La voix de l'opposition russe et de la résistance ukrainienne

États-Unis, Iran, Russie

Longue nuit iranienne. Vladimir Pastukhov : À première vue, c’est le geste qui doit venir en premier

Commentaire de Jean Pierre :

Levée des sanctions contre levée du blocus : serait-ce du « gagnant-gagnant »?

Mise à jour : 04-04-2026

Il est encore trop tôt pour discuter d’une issue politique à la dernière guerre en date au Moyen-Orient, mais on peut d’ores et déjà évoquer les contours « techniques » d’une fin de guerre.

Le postulat de base : l’échec du « blitzkrieg » de Trump (quelle surprise…). « Comme au Venezuela », ça n’a pas marché ; ça ressemble plutôt à « comme en Ukraine ». Ensuite, il y a une bifurcation : Trump peut rester Trump, c’est-à-dire faire marche arrière, ou devenir Poutine, c’est-à-dire camper sur ses positions et, pour contrarier tout le monde, geler les oreilles des Iraniens.

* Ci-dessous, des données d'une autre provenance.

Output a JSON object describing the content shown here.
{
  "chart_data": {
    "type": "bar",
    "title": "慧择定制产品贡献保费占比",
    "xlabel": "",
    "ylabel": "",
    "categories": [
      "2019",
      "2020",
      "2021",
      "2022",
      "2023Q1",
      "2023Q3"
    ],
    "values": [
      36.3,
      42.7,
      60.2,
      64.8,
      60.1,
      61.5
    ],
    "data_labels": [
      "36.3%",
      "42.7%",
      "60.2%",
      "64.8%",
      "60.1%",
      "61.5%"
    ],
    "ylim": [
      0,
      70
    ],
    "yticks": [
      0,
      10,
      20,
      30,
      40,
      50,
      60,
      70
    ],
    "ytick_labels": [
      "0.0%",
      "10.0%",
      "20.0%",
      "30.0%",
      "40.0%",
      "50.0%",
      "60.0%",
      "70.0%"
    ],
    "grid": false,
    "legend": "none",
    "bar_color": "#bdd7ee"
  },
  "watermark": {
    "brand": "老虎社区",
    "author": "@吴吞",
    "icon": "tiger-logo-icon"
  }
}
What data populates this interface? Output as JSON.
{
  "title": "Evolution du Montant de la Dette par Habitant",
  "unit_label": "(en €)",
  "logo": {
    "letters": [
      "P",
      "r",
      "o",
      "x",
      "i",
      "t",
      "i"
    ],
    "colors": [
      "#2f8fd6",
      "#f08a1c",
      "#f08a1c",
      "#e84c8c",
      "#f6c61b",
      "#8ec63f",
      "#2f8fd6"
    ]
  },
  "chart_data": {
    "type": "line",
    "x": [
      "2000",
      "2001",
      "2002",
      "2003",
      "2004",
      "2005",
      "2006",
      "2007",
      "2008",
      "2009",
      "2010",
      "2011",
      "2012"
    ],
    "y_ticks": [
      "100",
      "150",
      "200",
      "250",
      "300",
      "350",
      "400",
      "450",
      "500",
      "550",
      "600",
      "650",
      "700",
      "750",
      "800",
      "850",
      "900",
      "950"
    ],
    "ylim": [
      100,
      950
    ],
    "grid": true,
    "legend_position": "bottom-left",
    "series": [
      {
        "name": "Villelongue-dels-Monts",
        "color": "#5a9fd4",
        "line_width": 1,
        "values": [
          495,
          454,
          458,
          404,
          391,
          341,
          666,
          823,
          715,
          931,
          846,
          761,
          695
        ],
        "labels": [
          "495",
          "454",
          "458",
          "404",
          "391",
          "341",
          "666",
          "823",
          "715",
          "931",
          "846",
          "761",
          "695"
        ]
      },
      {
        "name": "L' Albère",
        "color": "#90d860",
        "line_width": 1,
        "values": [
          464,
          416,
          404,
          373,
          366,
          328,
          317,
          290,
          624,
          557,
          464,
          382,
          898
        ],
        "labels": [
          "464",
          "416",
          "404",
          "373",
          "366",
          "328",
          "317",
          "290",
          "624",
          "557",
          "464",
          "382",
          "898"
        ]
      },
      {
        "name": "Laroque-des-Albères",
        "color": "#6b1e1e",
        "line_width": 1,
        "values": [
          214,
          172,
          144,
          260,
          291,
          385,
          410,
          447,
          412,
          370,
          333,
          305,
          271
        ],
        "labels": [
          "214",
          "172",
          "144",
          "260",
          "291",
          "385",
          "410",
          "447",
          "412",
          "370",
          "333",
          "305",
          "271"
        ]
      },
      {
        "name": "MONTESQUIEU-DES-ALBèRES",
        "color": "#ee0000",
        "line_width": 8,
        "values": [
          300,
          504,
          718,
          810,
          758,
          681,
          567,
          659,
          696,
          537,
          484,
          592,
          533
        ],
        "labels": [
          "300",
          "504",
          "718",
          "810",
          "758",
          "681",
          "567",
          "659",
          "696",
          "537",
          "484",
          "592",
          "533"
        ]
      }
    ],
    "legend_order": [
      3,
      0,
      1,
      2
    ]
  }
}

Dans le second cas, soit il élimine d’un seul coup à la manière de Kirov l’ensemble du haut commandement  (ne me demandez pas comment) et ouvre la voie à un certain Pezeshkian* pour tenter de négocier avec lui (ça ressemble à un conte de fées), soit il se lance dans une opération terrestre pour que l’analogie avec le Vietnam soit totale.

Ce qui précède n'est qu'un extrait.